Speaking during the weekend Turkish President Recep Tayyip Erdogan accused Greece of constantly creating border crises with Turkey. What’s more, Erdogan also warned, that Turkey, as he put it “can and will plough into Greece one night and take it over.”   

On the other side of the divide and at a separate event, Greek Prime Minister Kyriakos Mitsotakis was quick to respond.    

“Greece does not need anyone telling it how to exercise its own sovereign rights. It will continue to bolster its defenses as it sees fit,” he said.  

Among the most ambitious plans include a soaring steel seal fence stretching some 160 kilometers…sealing Greece’s land frontiers with Turkey.
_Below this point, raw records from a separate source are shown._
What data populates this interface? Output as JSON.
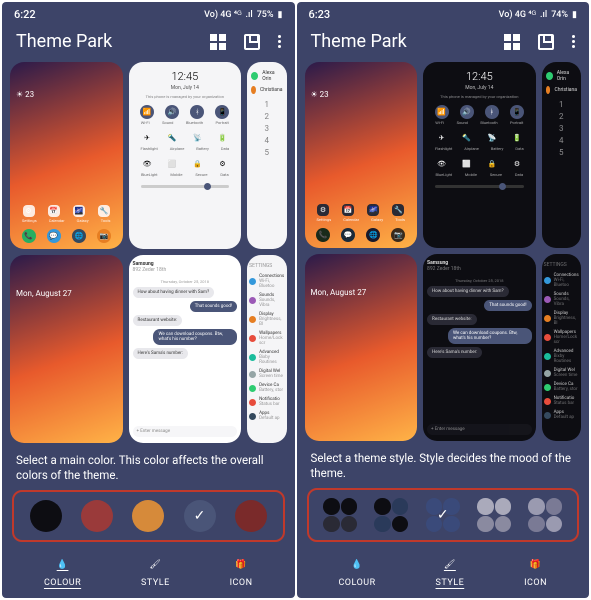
{
  "left": {
    "status": {
      "time": "6:22",
      "net": "Vo) 4G ⁴ᴳ",
      "battery": "75%"
    },
    "title": "Theme Park",
    "previews": {
      "home": {
        "temp": "23",
        "icons_top": [
          "Settings",
          "Calendar",
          "Galaxy",
          "Tools"
        ],
        "icons_bot": [
          "📞",
          "💬",
          "🌐",
          "📷"
        ]
      },
      "qs": {
        "clock": "12:45",
        "date": "Mon, July 14",
        "note": "This phone is managed by your organization",
        "row1": [
          "📶",
          "🔊",
          "ᚼ",
          "📱"
        ],
        "lbl1": [
          "Wi-Fi",
          "Sound",
          "Bluetooth",
          "Portrait"
        ],
        "row2": [
          "✈",
          "🔦",
          "📡",
          "🔋"
        ],
        "lbl2": [
          "Flashlight",
          "Airplane",
          "Battery",
          "Data"
        ],
        "row3": [
          "👁",
          "⬜",
          "🔒",
          "⚙"
        ],
        "lbl3": [
          "BlueLight",
          "Mobile",
          "Secure",
          "Data"
        ]
      },
      "dialer": {
        "contacts": [
          {
            "c": "#2ecc71",
            "n": "Alexa Orin"
          },
          {
            "c": "#e67e22",
            "n": "Christiana"
          }
        ],
        "pad": [
          "1",
          "2",
          "3",
          "4",
          "5"
        ]
      },
      "lock": {
        "date": "Mon, August 27"
      },
      "msg": {
        "name": "Samsung",
        "sub": "892 Zeder 18th",
        "date": "Thursday, October 25, 2018",
        "bubbles": [
          {
            "t": "rx",
            "x": "How about having dinner with Sam?"
          },
          {
            "t": "tx",
            "x": "That sounds good!"
          },
          {
            "t": "rx",
            "x": "Restaurant website:"
          },
          {
            "t": "tx",
            "x": "We can download coupons. Btw, what's his number?"
          },
          {
            "t": "rx",
            "x": "Here's Sama's number:"
          }
        ],
        "input": "+ Enter message"
      },
      "settings": {
        "hdr": "SETTINGS",
        "rows": [
          {
            "c": "#3498db",
            "t": "Connections",
            "s": "Wi-Fi, Bluetoo"
          },
          {
            "c": "#9b59b6",
            "t": "Sounds",
            "s": "Sounds, Vibra"
          },
          {
            "c": "#e67e22",
            "t": "Display",
            "s": "Brightness, Bl"
          },
          {
            "c": "#e74c3c",
            "t": "Wallpapers",
            "s": "Home/Lock scr"
          },
          {
            "c": "#1abc9c",
            "t": "Advanced",
            "s": "Bixby Routines"
          },
          {
            "c": "#95a5a6",
            "t": "Digital Wel",
            "s": "Screen time"
          },
          {
            "c": "#2ecc71",
            "t": "Device Ca",
            "s": "Battery, stor"
          },
          {
            "c": "#e74c3c",
            "t": "Notificatio",
            "s": "Status bar"
          },
          {
            "c": "#34495e",
            "t": "Apps",
            "s": "Default ap"
          }
        ]
      }
    },
    "instruction": "Select a main color. This color affects the overall colors of the theme.",
    "swatches": [
      {
        "bg": "#0d0d12"
      },
      {
        "bg": "#9a3a3a"
      },
      {
        "bg": "#d68a3a"
      },
      {
        "bg": "#4a5578",
        "sel": true
      },
      {
        "bg": "#7a2a2a"
      }
    ],
    "tabs": {
      "colour": "COLOUR",
      "style": "STYLE",
      "icon": "ICON",
      "active": "colour"
    }
  },
  "right": {
    "status": {
      "time": "6:23",
      "net": "Vo) 4G ⁴ᴳ",
      "battery": "74%"
    },
    "title": "Theme Park",
    "instruction": "Select a theme style. Style decides the mood of the theme.",
    "swatches": [
      {
        "q": [
          "#0d0d12",
          "#0d0d12",
          "#2a2a35",
          "#2a2a35"
        ]
      },
      {
        "q": [
          "#0d0d12",
          "#2a3a5a",
          "#2a3a5a",
          "#0d0d12"
        ]
      },
      {
        "q": [
          "#3a4a7a",
          "#3a4a7a",
          "#3a4a7a",
          "#3a4a7a"
        ],
        "sel": true
      },
      {
        "q": [
          "#aab",
          "#aab",
          "#8a8aa0",
          "#8a8aa0"
        ]
      },
      {
        "q": [
          "#9a9ab0",
          "#7a7a95",
          "#7a7a95",
          "#9a9ab0"
        ]
      }
    ],
    "tabs": {
      "colour": "COLOUR",
      "style": "STYLE",
      "icon": "ICON",
      "active": "style"
    }
  }
}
A quarter of that project is already in place, but over the weekend Mistotakis went to the border region of Alexandroupolis to oversee a 56-kilometer extension the Greek government says will cost over 100 million dollars.   

The first leg of that fence was built to stem the rising tide of illegal migration. And while the fence has helped block some 250,000 illegal migrants from entering Greece from Turkey in 2022 alone, according to police date, authorities here fear more will try to make the crossing as elections near in Turkey.   

U.N. data for 2022 show illegal entries to Greece tripled in 2022 compared to the year prior.   

Such a forecast, officials say adds to growing tension between NATO allies Greece and Turkey as both sides remain locked in a heated arms race, mainly over U.S. weapons systems.   

This week President Biden is set to ask Congress to approve a $20 billion sale of F-16 fighter jets to Turkey. And while the potential sale will not hamper Greece’s purchase of U.S. F-35 fighters, Mitsotakis is advising Capitol Hill to show great scrutiny.     

“How the U.S. Congress will handle an arms sale to Turkey is its own affair,” Mitsotakis told reporters. “But it should not disregard Turkey’s provocative behavior, referring to Turkey’s recurring threats of war and airspace violations — both serious breaches of NATO alliance rules.”  

Relations between Ankara and Washington have been frustrated by Turkey’s refusal to back Finland and Sweden’s accession to NATO. But in recent months, those relations have thawed somewhat as Erdogan helped broker an arrangement permitting Ukrainian grain shipments from the Black Sea.   

Several U.S. lawmakers, including Robert Menendez who chairs the Senate Foreign Relations Committee remain skeptical. They vow to block the purported F-16 sale this week unless Erdogan takes several steps to show he can uphold Turkey’s NATO priorities.   

Anything less, officials in Athens say, will only aggravate tensions with Turkey and amplify Greece’s needs to further bolster its defenses.